Когда установили 213,5 сантиметра, в зале неожиданно установилась тишина. Я спросил переводчика:
- Что случилось?
- 213,5 сантиметра, - пояснил он, - по-американски семь футов. Кто их преодолеет, тот считается великим прыгуном Соединенных Штатов Америки.
Я вспомнил, что за всю историю легкой атлетики таких прыгунов в Америке было лишь трое. Включая Ника Джемса.
Эту высоту я взял с первой попытки. Однако зачислять меня в великие прыгуны публика не торопилась.
Перед следующим прыжком Ника Джемса зрители вдруг стали указывать на меня пальцами и что-то выкрикивать. Я опять обратился к переводчику:
- Что они от него хотят?
- Они требуют: "Возьми его, возьми!"
Скажу откровенно: меня это задело.
Высоту 215 я перелетел с первого захода.
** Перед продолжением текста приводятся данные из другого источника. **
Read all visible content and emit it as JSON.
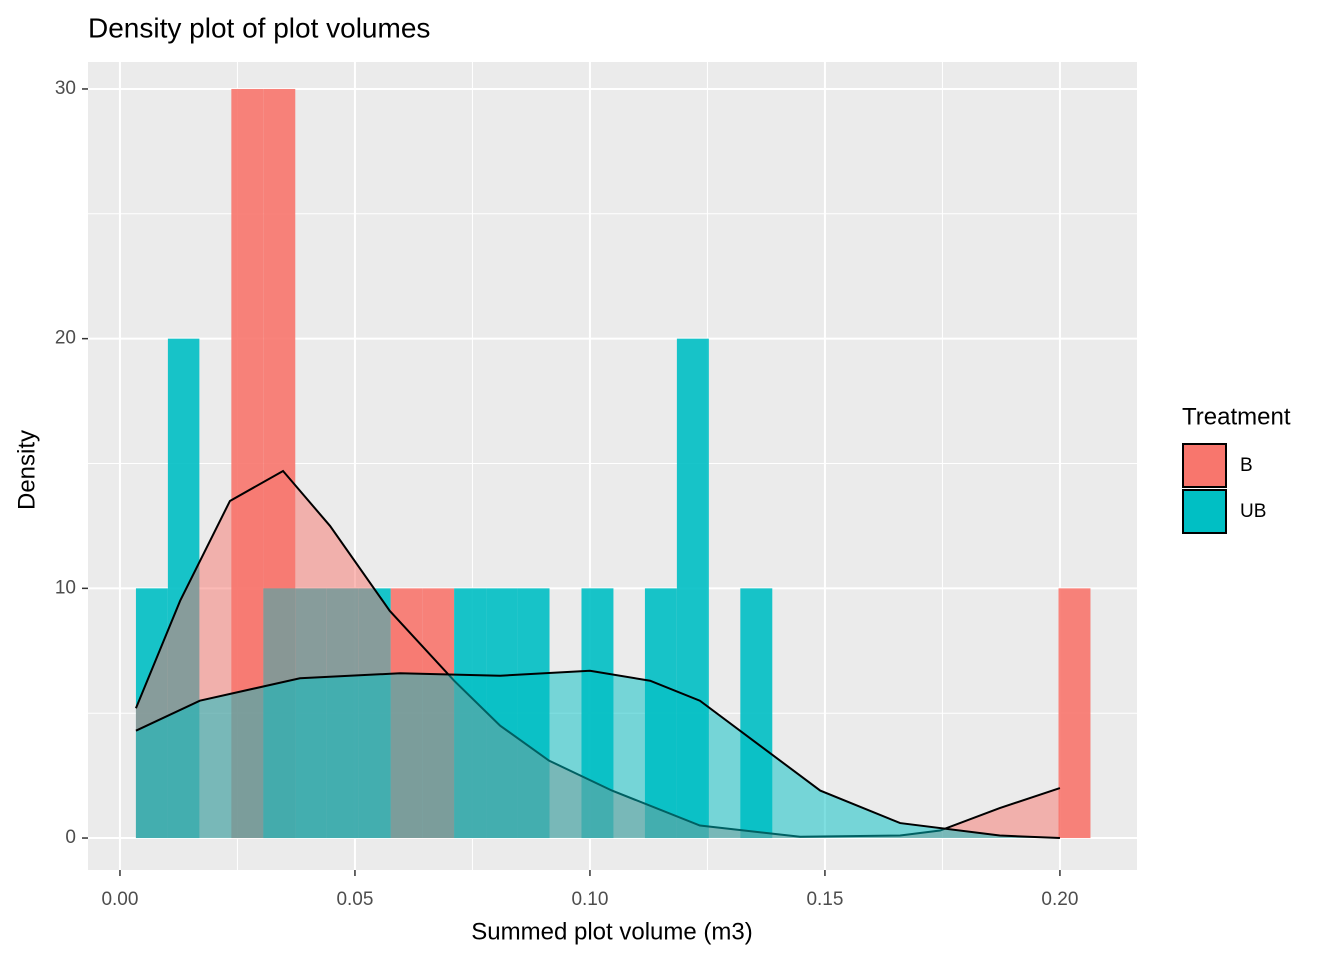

Мой соперник не отставал. Наблюдая за ним, я подметил, что в его поведении уже отсутствовала прежняя небрежность победителя, напротив - американец держался скромно, он предельно настроился на выигрыш. Он очень хотел победы именно в этой встрече. Во-первых, ему надо было оправдаться перед публикой за поражение в Риме и восстановить свой престиж, во-вторых, этот день совпадал с его днем рождения и Ник решил сам себе сделать подарок.
Я не менее соперника сознавал ответственность первого поединка. Было ясно: если сегодня мне удастся вырвать победу, две оставшиеся встречи пройдут легче. У Ника появятся первые "бациллы" смирения передо мной, как перед неоднократным победителем. То есть поражение на Олимпийских играх ему уже не покажется случайным.
После того как Ник перепрыгнул 217, к нему подбежали, стали целовать, поздравлять - словно меня уже не существовало. Сам американец слабыми жестами показывал, что, мол, еще рано, но все же охотно пожимал протянутые руки.
Я понимал, что публика давит на мою психику.
Электрическое табло напомнило, что настала моя очередь.
Я встал спиной к планке и, пытаясь собраться, несколько раз глубоко набрал грудью воздух. Наконец резко обернулся. Я так волновался, что поначалу ничего не увидел. Потом из какого-то марева теней и цветных пятен передо мной медленно выплыла и четко обозначилась тонкая горизонтальная линия. Я догадался, что это планка. Краем глаза я вдруг заметил, что Джемс уже дает интервью нескольким корреспондентам. Меня это разозлило. Я отвернулся от рейки и принялся бессмысленно шагать из стороны в сторону.
Зрители притихли - ждали, что будет дальше.